Of the 56,000,000 acres in Great Britain something less than 15,000,000 are actually cultivated, although there are 35,000,000 acres of cultivable land. Thirty years ago there were more than 2,000,000 agricultural labourers in Great Britain, but in 1907 they had decreased to 1,311,000. In the same year there were more than 17,000,000 acres of pasture. In “Fields, Factories, and Workshops,” Prince Kropotkin estimates that the soil of the United Kingdom would produce enough food for 24,000,000 people, instead of for only 17,000,000 as at present, if it were cultivated as thoroughly as it was only thirty-five years ago, while if it were cultivated as thoroughly as Belgium it would produce enough to feed 37,000,000.
Take, again, the question of Afforestation. The Report of the Royal Commission, issued on January 15, 1909, is a most important paper in many ways. Of special interest are the references made by the Commissioners to the responsibility of blood-sports for much of the bad condition of our woodlands.
“Considerations of sport have played an important part in determining the method of management of our woods. Clean boles, with high-pitched crowns, the exclusion of the sun’s rays, and ground destitute of grass, weeds, and bushes, are not conditions favourable to either ground or winged game. On the contrary, trees that are semi-isolated, and with low-reaching branches, and a wood that is full of bracken, brambles, and similar undergrowth, present conditions much more attractive to the sportsman, and it is these conditions that many landowners have arranged to secure.
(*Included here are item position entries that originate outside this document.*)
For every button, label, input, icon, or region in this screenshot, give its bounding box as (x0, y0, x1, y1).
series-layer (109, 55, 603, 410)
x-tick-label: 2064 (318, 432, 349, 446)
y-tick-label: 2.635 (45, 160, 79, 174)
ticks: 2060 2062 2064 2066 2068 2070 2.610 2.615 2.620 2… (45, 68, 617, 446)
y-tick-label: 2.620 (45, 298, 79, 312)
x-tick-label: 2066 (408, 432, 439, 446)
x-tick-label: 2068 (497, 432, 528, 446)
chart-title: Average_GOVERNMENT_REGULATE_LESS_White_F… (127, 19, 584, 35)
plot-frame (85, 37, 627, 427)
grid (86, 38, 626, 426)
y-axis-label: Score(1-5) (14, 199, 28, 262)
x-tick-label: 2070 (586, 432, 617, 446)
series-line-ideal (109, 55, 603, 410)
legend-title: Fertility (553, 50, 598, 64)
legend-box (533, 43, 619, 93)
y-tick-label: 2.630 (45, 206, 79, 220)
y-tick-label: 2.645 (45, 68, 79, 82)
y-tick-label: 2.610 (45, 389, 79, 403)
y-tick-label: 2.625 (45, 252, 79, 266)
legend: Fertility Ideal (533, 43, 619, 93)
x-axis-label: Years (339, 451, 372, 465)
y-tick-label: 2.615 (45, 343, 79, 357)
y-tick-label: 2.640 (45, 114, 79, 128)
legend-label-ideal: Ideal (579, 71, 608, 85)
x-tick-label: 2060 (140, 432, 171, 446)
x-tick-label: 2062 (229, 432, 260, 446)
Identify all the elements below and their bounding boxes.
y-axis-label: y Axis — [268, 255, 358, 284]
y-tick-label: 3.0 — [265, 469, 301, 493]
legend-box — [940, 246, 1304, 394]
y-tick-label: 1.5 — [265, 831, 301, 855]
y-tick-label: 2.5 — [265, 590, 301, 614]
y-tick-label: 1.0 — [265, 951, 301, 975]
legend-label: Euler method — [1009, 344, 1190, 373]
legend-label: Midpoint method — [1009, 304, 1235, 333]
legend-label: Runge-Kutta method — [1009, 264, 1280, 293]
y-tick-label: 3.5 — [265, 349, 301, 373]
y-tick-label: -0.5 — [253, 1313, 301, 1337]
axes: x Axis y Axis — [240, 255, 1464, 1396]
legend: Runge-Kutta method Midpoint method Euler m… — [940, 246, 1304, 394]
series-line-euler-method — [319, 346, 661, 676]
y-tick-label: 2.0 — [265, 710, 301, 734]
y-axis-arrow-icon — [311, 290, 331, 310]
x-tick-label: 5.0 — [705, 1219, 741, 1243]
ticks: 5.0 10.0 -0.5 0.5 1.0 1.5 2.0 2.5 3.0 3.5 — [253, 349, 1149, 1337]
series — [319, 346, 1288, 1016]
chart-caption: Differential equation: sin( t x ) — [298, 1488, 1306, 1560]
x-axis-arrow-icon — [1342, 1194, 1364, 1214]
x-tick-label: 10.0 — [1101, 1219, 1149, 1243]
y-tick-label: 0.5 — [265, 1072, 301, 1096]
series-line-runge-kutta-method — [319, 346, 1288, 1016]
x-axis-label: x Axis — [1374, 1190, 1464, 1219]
Ground game, too, has been the cause of immense destruction amongst the young trees, and thus it has, in a measure, directly brought about that condition of under-stocking which is so inimical to the growth of good timber and to the successful results of forestry. Nor is it possible in the presence of even a moderate head of ground game to secure natural regeneration of woodlands, the young seedling trees being nibbled over almost as soon as they appear above ground. So intimate is the association in the United Kingdom between sport and forestry that even on an estate that is considered to possess some of the best-managed woods in England, the sylvicultural details have to be accommodated to the hunting and shooting, and trees must be taken down in different places to make cover for foxes, and so on.”
If, then, the land of our country, instead of lying almost idle or in permanent pasture interspersed with parks and copses as cover for game, or left desolate as moor and deer forest, were covered with the small farms of prosperous peasants, like Belgium or Denmark, and the more rugged and uncultivable districts turned into national forests giving regular and healthy employment to large numbers of men, would not far better results be obtained, even from the purely economic point of view? Now we have a few gamekeepers and beaters, a few grooms, jockeys, stablemen, and horse-dealers, and other dependents of the sportsmen, and a few farmers, breeding horses and growing fodder for them, while the labourers are turned out of their native village for want of work and house-room, and drift into the already overcrowded and hideous towns which daily absorb more and more of the country, or are even forced to leave their native land altogether and seek a livelihood in lands beyond the sea, free, as yet, from the blessings of sport; then we should have some millions of free men earning an honest living in healthful surroundings, and producing a thousandfold more wealth for themselves than is distributed by the aristocrats and plutocrats, who, according to the protagonist of the Sporting League, so fully “carry out the principles of Communism.”